European Commission releases agricultural reserve funding to help producers recover from weather-related losses.
Cyprus is set to receive €4.6 million in emergency agricultural support after European Union member states approved a European Commission proposal to release more than €56 million from the EU’s agricultural reserve.
The funding package is intended to assist farmers affected by severe weather events and natural disasters that caused major losses across several member states during 2025 and the first half of 2026. Alongside Cyprus, Portugal will receive €30 million, Romania €14.8 million, Croatia €4.4 million and Slovenia €2.8 million.
According to the European Commission, Cyprus experienced an extended period of drought and exceptionally high temperatures beginning in May 2025. The conditions resulted in significant reductions in crop yields and increased costs for livestock producers due to higher feed prices.
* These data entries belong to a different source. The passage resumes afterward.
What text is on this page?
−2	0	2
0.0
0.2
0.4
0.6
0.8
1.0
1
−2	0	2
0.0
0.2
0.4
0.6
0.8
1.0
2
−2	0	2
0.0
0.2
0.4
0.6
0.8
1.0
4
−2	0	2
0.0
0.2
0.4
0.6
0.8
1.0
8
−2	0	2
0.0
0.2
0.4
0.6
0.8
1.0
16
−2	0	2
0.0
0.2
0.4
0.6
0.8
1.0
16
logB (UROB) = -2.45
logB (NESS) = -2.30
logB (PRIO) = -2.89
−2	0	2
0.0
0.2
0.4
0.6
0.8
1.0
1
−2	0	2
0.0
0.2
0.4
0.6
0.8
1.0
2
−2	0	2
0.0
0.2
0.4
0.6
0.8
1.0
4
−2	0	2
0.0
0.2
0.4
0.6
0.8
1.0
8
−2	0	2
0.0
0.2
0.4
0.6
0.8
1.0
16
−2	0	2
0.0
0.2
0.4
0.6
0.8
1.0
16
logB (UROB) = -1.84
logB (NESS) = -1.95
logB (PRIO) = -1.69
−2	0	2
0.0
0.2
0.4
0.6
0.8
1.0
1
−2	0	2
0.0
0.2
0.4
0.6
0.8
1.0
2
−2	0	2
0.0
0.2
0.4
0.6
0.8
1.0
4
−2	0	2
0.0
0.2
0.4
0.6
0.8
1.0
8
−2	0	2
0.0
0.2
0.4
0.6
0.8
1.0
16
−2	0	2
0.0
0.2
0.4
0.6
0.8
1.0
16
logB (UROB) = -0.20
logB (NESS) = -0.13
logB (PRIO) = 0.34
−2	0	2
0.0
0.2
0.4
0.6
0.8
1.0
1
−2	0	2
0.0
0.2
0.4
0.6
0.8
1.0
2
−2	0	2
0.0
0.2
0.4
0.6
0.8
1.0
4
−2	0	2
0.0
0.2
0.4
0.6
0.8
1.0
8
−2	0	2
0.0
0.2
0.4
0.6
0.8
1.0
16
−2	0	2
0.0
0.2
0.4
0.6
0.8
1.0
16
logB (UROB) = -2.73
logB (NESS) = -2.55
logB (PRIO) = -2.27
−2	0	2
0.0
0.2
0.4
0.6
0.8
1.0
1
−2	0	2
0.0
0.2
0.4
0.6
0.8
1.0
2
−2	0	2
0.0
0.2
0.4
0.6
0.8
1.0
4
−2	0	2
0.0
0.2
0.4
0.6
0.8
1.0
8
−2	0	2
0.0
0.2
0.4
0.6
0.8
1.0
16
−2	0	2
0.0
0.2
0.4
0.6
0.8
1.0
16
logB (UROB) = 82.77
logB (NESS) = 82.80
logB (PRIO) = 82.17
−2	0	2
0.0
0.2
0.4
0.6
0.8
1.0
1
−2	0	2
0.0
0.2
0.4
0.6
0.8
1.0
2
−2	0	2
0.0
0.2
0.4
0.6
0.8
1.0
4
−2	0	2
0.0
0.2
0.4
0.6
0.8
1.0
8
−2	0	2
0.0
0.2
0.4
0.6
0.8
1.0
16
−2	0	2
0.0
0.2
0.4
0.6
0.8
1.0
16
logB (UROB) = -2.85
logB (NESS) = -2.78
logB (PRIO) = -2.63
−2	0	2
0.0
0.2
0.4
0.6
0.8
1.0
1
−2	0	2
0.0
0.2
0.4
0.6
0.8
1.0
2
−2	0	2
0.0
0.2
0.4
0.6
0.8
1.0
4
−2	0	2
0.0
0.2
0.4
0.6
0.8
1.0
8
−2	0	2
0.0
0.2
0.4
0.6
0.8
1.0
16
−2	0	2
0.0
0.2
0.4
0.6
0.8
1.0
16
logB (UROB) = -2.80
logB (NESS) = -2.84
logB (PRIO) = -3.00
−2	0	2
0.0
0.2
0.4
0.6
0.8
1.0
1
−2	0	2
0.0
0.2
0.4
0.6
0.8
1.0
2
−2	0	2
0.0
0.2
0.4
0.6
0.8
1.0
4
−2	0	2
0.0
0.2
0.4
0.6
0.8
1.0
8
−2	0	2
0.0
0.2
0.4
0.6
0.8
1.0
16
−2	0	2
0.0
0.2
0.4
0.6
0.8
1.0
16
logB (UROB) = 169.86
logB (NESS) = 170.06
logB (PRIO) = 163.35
The financial assistance will support a range of agricultural activities, including fruit and nut production, vineyards, olive cultivation, arable farming and mixed livestock operations. Eligible sectors in Cyprus include citrus fruits, bananas, figs, pomegranates, prickly pears, cereals, fodder crops, beekeeping, olive oil production and livestock farming involving cattle, sheep and goats.
EU rules allow the Cypriot government to supplement the allocation with additional national funding worth up to 200 per cent of the EU contribution.
The Commission said adverse weather conditions affected agricultural production in all five beneficiary countries. Portugal suffered damage from Storm Kristin in early 2026, with heavy rain, strong winds and flooding affecting farmland and agricultural infrastructure. Romania recorded severe drought and repeated heatwaves during the summer of 2025, reducing maize and sunflower harvests. Croatia faced a combination of frost, heavy rainfall and drought that damaged crops including fruit, vineyards and sugar beet, while Slovenia’s apple growers were impacted by spring frosts.
National authorities are required to distribute the aid by 28 February 2027 and must ensure payments reach affected farmers without delay.
Following approval by member states, the Commission will formally adopt the measure before it is published in the Official Journal of the European Union. The regulation will take effect the day after publication.
The participating countries must also submit implementation details to the Commission, including payment criteria, expected outcomes, monthly disbursement forecasts, planned national contributions and safeguards designed to avoid overcompensation and market distortions.